The morning is chilly
Hard to imagine it could even be this cool in late June
The dock was put out last night
Whispering welcome to me this morning
Like a favorite book or a scent that triggers a strong memory
The dock is my wardrobe to Narnia
The place where anxieties fade
There is no future
And the past has less of a hold
A place to just be
My breath silent underneath the breath of the wind
The leaves singing their quiet song
With birds adding solos and duets
Hidden high in their branches

A leaf falls suddenly from a tree
Releasing its hold on the branch
A tiny sail without a boat
Gliding back and forth in its descent
Landing on smooth pebbles
An experienced skydiver

This morning’s Bible reading about King Ahab
Hard not to imagine him as a pirate
And his wife Jezebel
So many people of late
Seeming to be pro-Jezebel
Even as they are pro-choice
The Supreme Court finally reversing Roe vs.
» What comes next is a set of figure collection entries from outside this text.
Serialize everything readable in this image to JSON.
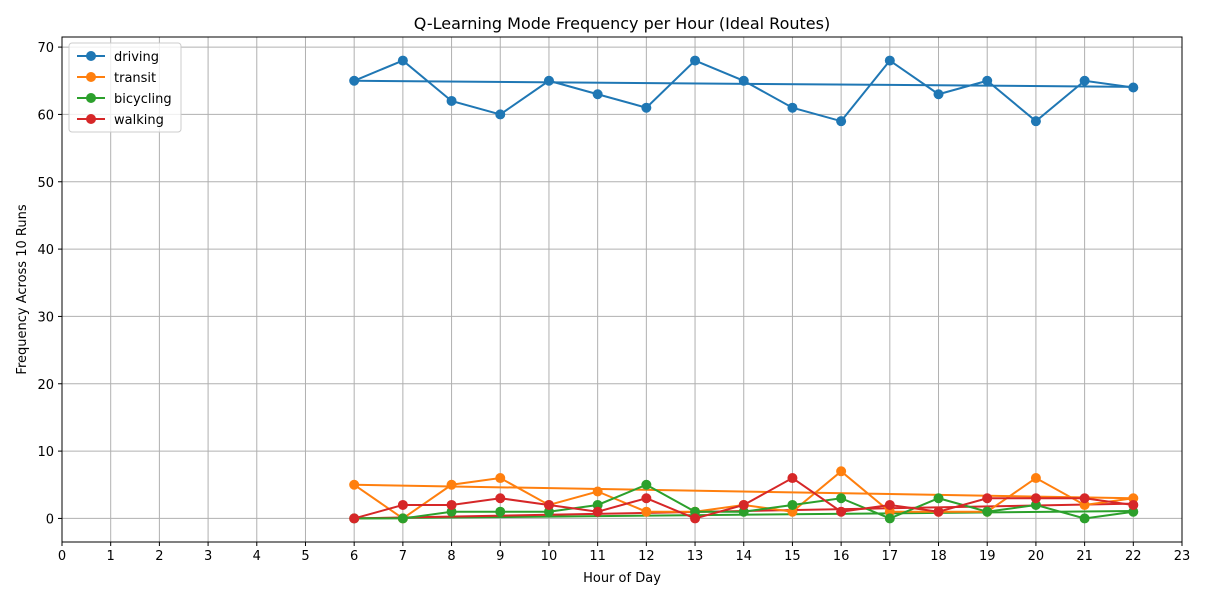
{
  "chart_data": {
    "type": "line",
    "title": "Q-Learning Mode Frequency per Hour (Ideal Routes)",
    "xlabel": "Hour of Day",
    "ylabel": "Frequency Across 10 Runs",
    "xlim": [
      0,
      23
    ],
    "ylim": [
      -3.5,
      71.5
    ],
    "x_ticks": [
      "0",
      "1",
      "2",
      "3",
      "4",
      "5",
      "6",
      "7",
      "8",
      "9",
      "10",
      "11",
      "12",
      "13",
      "14",
      "15",
      "16",
      "17",
      "18",
      "19",
      "20",
      "21",
      "22",
      "23"
    ],
    "y_ticks": [
      "0",
      "10",
      "20",
      "30",
      "40",
      "50",
      "60",
      "70"
    ],
    "grid": true,
    "legend_position": "top-left",
    "x": [
      6,
      7,
      8,
      9,
      10,
      11,
      12,
      13,
      14,
      15,
      16,
      17,
      18,
      19,
      20,
      21,
      22
    ],
    "series": [
      {
        "name": "driving",
        "color": "#1f77b4",
        "values": [
          65,
          68,
          62,
          60,
          65,
          63,
          61,
          68,
          65,
          61,
          59,
          68,
          63,
          65,
          59,
          65,
          64
        ],
        "trend": [
          65.0,
          64.1
        ]
      },
      {
        "name": "transit",
        "color": "#ff7f0e",
        "values": [
          5,
          0,
          5,
          6,
          2,
          4,
          1,
          1,
          2,
          1,
          7,
          1,
          1,
          1,
          6,
          2,
          3
        ],
        "trend": [
          5.0,
          3.0
        ]
      },
      {
        "name": "bicycling",
        "color": "#2ca02c",
        "values": [
          0,
          0,
          1,
          1,
          1,
          2,
          5,
          1,
          1,
          2,
          3,
          0,
          3,
          1,
          2,
          0,
          1
        ],
        "trend": [
          0.0,
          1.1
        ]
      },
      {
        "name": "walking",
        "color": "#d62728",
        "values": [
          0,
          2,
          2,
          3,
          2,
          1,
          3,
          0,
          2,
          6,
          1,
          2,
          1,
          3,
          3,
          3,
          2
        ],
        "trend": [
          0.0,
          2.2
        ]
      }
    ]
  }
}
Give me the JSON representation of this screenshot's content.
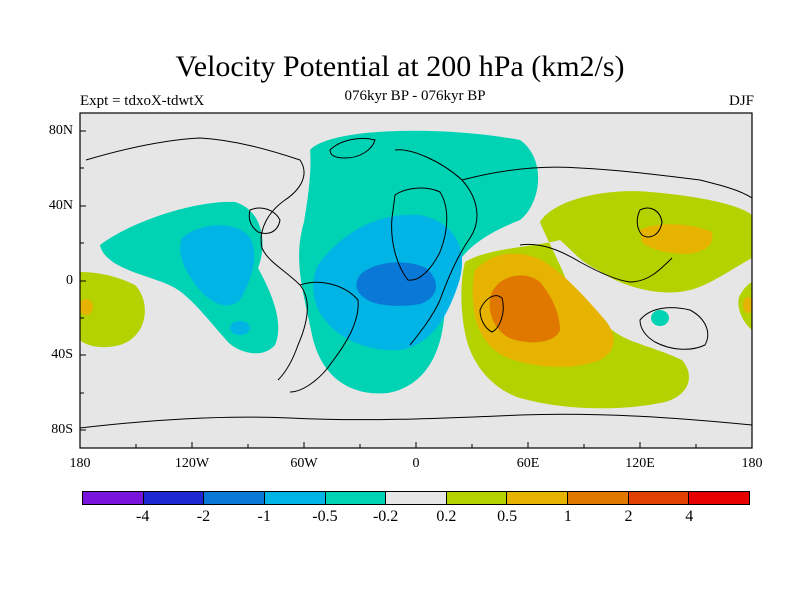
{
  "title": "Velocity Potential at 200 hPa (km2/s)",
  "subtitle_left": "Expt = tdxoX-tdwtX",
  "subtitle_center": "076kyr BP - 076kyr BP",
  "subtitle_right": "DJF",
  "lat_labels": [
    "80N",
    "40N",
    "0",
    "40S",
    "80S"
  ],
  "lon_labels": [
    "180",
    "120W",
    "60W",
    "0",
    "60E",
    "120E",
    "180"
  ],
  "colors": {
    "land_background": "#e6e6e6",
    "neg_strong": "#0a78d6",
    "neg_mid": "#00b4e6",
    "neg_weak": "#00d2b4",
    "pos_weak": "#b4d200",
    "pos_mid": "#e6b400",
    "pos_strong": "#e07800",
    "coastline": "#000000"
  },
  "colorbar": {
    "colors": [
      "#7814dc",
      "#1e28d2",
      "#0a78d6",
      "#00b4e6",
      "#00d2b4",
      "#e6e6e6",
      "#b4d200",
      "#e6b400",
      "#e07800",
      "#e04000",
      "#e60000"
    ],
    "labels": [
      "-4",
      "-2",
      "-1",
      "-0.5",
      "-0.2",
      "0.2",
      "0.5",
      "1",
      "2",
      "4"
    ]
  }
}
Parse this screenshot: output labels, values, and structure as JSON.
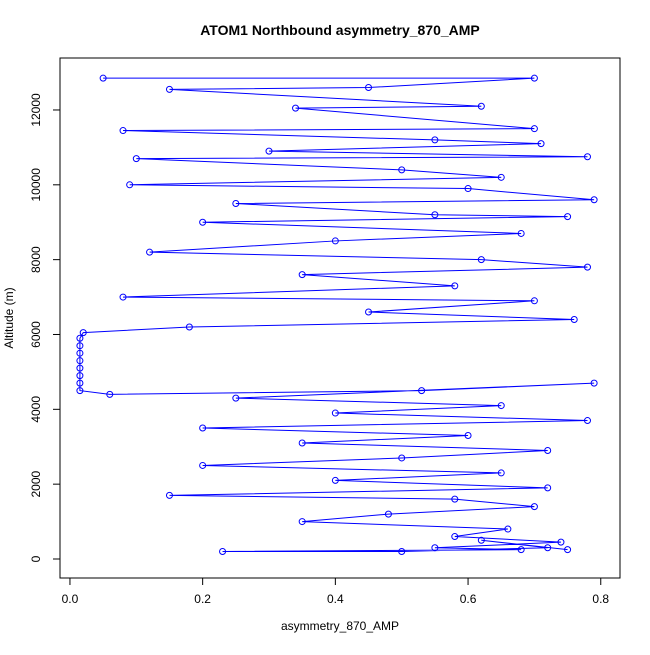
{
  "chart_data": {
    "type": "line",
    "title": "ATOM1 Northbound asymmetry_870_AMP",
    "x_label": "asymmetry_870_AMP",
    "y_label": "Altitude (m)",
    "color": "#0000ff",
    "marker": "circle",
    "xlim": [
      -0.015,
      0.829
    ],
    "ylim": [
      -508,
      13389
    ],
    "xticks": [
      {
        "value": 0,
        "label": "0.0"
      },
      {
        "value": 0.2,
        "label": "0.2"
      },
      {
        "value": 0.4,
        "label": "0.4"
      },
      {
        "value": 0.6,
        "label": "0.6"
      },
      {
        "value": 0.8,
        "label": "0.8"
      }
    ],
    "yticks": [
      0,
      2000,
      4000,
      6000,
      8000,
      10000,
      12000
    ],
    "x": [
      0.05,
      0.7,
      0.45,
      0.15,
      0.62,
      0.34,
      0.7,
      0.08,
      0.55,
      0.71,
      0.3,
      0.78,
      0.1,
      0.5,
      0.65,
      0.09,
      0.6,
      0.79,
      0.25,
      0.55,
      0.75,
      0.2,
      0.68,
      0.4,
      0.12,
      0.62,
      0.78,
      0.35,
      0.58,
      0.08,
      0.7,
      0.45,
      0.76,
      0.18,
      0.02,
      0.015,
      0.015,
      0.015,
      0.015,
      0.015,
      0.015,
      0.015,
      0.015,
      0.06,
      0.53,
      0.79,
      0.25,
      0.65,
      0.4,
      0.78,
      0.2,
      0.6,
      0.35,
      0.72,
      0.5,
      0.2,
      0.65,
      0.4,
      0.72,
      0.15,
      0.58,
      0.7,
      0.48,
      0.35,
      0.66,
      0.58,
      0.74,
      0.55,
      0.68,
      0.23,
      0.5,
      0.72,
      0.62,
      0.75
    ],
    "values": [
      12850,
      12850,
      12600,
      12550,
      12100,
      12050,
      11500,
      11450,
      11200,
      11100,
      10900,
      10750,
      10700,
      10400,
      10200,
      10000,
      9900,
      9600,
      9500,
      9200,
      9150,
      9000,
      8700,
      8500,
      8200,
      8000,
      7800,
      7600,
      7300,
      7000,
      6900,
      6600,
      6400,
      6200,
      6050,
      5900,
      5700,
      5500,
      5300,
      5100,
      4900,
      4700,
      4500,
      4400,
      4500,
      4700,
      4300,
      4100,
      3900,
      3700,
      3500,
      3300,
      3100,
      2900,
      2700,
      2500,
      2300,
      2100,
      1900,
      1700,
      1600,
      1400,
      1200,
      1000,
      800,
      600,
      450,
      300,
      250,
      200,
      200,
      300,
      500,
      250
    ]
  }
}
Wade
Putting the power to regulate abortion
In the hands of the states

How evil Ahab was
Led by his wife Jezebel
Sullen and childish, manipulative
Prone to murders and boasting
And in my flesh
I want Ahab to get what’s coming to him
The worst of Israel’s kings
Yet when he repents in sackcloth and ashes
God forgives him
Putting off the judgment he had earned

God forgave
Even Ahab
And I find myself wishing he hadn’t
That Ahab had gotten his just desserts
After all, what of the man whose vineyard he stole
Who was stoned to death on a trumped-up charge?
Yet in my sudden desire for justice
I recognize the older brother
In the prodigal story
The one more concerned with justice
And less concerned that his younger brother
Had returned
Humbled and in need

Aren’t I the one so often
Humbled and in need?
How do I forget so quickly
The real state of things?
I am the immigrant who doesn’t want to let immigrants in
I am the sinner who doesn’t want the next sinner forgiven
I am the one who justifies my own sin
While shaking my head in disgust at yours
I am the very hypocrite I most despise

I would never have forgiven Ahab
But that just shows how far gone I am

God is not political
He is not gloating over the Supreme Court’s announcement
He knew it was coming
Placed the right people at the right time to make it so
He loves that baby in the womb
With as much fervor as he loves the woman who has had an abortion
Both the woman who lives with a deep well of regret
And the one who flaunts it
Incensed about her right to her own body
The one God himself knit together
While denying any rights at all to the body within her own
As if the right to kill what God has made is fundamental
The spirit of Molech still alive and well
Yet God
Loves even her
As he loves even me

He loves her with a tenacity I cannot fathom
How dare I turn such a life into a mere political argument
When she too is a life for whom Christ died?